本来ならば、野党やメディアが追及して、海自艦艇の航行記録と中国艦艇の動向の観察記録を防衛省から提出させ、日本側に非があったかなかったも含めて確認するべきでしょう。
ある意味で、安部政権の「情報戦」の相手は国内メディアなんじゃないかと思えるくらいです。

1月30日のレーダー照射事件は、少なくとも尖閣諸島領海付近で中国艦艇の領海侵入を阻止しようとしたとかそういう理由ではないようですね。

今回「リテラシー」タグを付けたのは、紛争の当事者である日本政府からの一方的な発表がソースになっているにもかかわらず批判的な報道が少ないためです。

AさんとBさんが土地所有権でもめている場合、Aさんの主張を一方的に聞いたところで公正な判断はまずできません。
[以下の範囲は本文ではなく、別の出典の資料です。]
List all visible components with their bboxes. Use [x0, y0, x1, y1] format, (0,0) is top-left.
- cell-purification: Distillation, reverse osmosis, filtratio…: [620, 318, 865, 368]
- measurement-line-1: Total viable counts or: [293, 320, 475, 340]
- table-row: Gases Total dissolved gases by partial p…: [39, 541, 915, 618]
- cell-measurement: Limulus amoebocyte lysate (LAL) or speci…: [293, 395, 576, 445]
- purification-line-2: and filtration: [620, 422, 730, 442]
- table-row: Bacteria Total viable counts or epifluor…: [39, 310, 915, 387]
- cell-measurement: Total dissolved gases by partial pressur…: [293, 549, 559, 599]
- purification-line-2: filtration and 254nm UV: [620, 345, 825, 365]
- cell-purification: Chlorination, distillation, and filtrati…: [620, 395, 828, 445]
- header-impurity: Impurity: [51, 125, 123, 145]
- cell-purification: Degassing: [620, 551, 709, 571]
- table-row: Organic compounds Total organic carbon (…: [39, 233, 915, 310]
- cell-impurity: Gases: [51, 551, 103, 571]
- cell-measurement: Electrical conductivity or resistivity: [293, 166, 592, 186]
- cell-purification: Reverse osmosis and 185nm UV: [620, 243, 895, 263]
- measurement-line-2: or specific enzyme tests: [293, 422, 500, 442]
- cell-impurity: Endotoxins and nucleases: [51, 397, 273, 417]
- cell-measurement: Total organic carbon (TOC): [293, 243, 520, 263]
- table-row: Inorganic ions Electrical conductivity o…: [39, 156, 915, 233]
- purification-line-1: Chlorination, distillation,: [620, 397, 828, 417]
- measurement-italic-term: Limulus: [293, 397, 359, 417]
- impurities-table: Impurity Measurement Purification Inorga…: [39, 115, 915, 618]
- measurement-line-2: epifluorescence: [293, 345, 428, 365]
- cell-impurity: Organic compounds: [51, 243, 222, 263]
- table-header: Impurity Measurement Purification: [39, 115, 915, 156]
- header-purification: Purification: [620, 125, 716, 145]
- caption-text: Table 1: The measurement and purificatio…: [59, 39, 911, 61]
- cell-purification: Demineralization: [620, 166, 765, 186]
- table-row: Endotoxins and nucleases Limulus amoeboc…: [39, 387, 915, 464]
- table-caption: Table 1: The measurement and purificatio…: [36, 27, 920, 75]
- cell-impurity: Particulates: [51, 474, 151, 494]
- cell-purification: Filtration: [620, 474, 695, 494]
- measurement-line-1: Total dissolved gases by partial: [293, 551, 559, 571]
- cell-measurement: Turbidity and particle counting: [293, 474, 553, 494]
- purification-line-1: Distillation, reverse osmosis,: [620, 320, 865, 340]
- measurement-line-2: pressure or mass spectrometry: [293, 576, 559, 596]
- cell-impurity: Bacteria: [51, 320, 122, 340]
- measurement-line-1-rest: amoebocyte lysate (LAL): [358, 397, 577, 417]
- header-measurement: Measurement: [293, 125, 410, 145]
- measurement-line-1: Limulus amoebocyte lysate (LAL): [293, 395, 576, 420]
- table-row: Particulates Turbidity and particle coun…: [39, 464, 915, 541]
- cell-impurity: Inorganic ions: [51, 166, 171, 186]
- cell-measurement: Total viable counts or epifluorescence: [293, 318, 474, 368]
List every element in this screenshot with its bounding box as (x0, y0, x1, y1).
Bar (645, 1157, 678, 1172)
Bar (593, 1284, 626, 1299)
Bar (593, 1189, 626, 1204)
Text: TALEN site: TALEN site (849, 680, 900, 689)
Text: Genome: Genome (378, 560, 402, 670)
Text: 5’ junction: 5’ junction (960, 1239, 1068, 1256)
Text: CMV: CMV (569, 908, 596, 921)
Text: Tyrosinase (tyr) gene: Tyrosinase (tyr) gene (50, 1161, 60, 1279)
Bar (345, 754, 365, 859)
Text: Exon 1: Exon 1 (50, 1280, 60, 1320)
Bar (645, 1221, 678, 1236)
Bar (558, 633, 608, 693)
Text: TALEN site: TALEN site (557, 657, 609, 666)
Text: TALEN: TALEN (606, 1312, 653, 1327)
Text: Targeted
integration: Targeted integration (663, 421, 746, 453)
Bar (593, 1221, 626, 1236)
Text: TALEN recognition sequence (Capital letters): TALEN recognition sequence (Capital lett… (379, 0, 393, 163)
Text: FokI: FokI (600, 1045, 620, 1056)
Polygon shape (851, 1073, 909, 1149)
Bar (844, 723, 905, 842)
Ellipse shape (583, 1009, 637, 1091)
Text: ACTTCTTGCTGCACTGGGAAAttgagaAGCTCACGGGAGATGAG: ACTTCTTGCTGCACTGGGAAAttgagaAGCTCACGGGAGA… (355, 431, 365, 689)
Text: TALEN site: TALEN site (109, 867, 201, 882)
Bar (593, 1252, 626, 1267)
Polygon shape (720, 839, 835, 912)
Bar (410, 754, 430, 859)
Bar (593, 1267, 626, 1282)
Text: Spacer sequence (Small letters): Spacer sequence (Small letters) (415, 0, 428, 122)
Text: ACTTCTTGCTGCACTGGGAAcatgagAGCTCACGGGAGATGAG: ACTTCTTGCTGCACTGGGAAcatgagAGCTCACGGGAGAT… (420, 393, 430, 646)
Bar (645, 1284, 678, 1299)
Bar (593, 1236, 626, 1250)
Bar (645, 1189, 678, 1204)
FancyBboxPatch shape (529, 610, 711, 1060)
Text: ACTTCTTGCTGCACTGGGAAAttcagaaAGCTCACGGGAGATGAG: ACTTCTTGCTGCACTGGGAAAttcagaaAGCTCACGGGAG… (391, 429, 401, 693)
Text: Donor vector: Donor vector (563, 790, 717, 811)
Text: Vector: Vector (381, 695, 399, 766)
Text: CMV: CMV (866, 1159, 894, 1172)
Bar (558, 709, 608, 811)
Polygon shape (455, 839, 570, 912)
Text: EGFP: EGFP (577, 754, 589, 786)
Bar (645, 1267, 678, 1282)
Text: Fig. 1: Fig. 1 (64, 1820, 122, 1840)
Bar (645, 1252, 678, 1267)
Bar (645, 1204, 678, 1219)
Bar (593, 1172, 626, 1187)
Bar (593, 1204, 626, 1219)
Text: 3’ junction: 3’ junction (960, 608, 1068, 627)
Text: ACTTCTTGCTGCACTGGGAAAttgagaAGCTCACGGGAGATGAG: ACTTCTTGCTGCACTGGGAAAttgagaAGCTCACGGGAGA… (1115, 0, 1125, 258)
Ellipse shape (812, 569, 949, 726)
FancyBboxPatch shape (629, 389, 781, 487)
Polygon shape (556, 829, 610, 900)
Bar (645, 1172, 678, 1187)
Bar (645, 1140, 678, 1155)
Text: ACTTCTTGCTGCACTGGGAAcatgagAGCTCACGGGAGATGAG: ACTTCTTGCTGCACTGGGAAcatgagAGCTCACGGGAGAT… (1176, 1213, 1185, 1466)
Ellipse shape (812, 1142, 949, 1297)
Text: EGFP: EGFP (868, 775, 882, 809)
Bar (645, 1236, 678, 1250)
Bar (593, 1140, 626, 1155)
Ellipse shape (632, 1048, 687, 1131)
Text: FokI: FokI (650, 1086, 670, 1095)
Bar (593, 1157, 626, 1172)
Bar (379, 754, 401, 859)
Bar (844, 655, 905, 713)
そんなことは誰でも理解できるはずですが、国境を挟んだ途端に、大手メディアも一般人もそれが理解できなくなります。

*1:これは、日本が主張する日中中間線のさらに中国側に建設されており、日本側がなんらかの抗議を行えるような問題の施設ではありません。ガス田の地下構造が日本側主張の日中中間線の日本側にも広がっている可能性があり、中国側が日本の資源を吸い取っている、というめちゃくちゃな根拠での抗議を日本側はしていますが、(1)そもそもガス田の地下構造が不明、(2)ガス田が日中中間線を跨いでいるとしてもあくまで日本側が主張する中間線であり確定したものではない、(3)地下構造が複数国に跨っていたとしても採掘施設が中国側にある場合資源を盗んだなどという主張はできない、などの理由によりまず国際的には認められません。以前、中国側が妥協して共同開発を認めたのは中国国内のエネルギー事情によるもので、中国側からのかなりの譲歩案だったと言えますが、日本側は強硬論から一歩も引かずに決裂しました。

*2:日本側主張の境界ぎりぎりかあるいは中国側

*3:位置関係を見る限り、海自側から接近したと見るべきだと思います。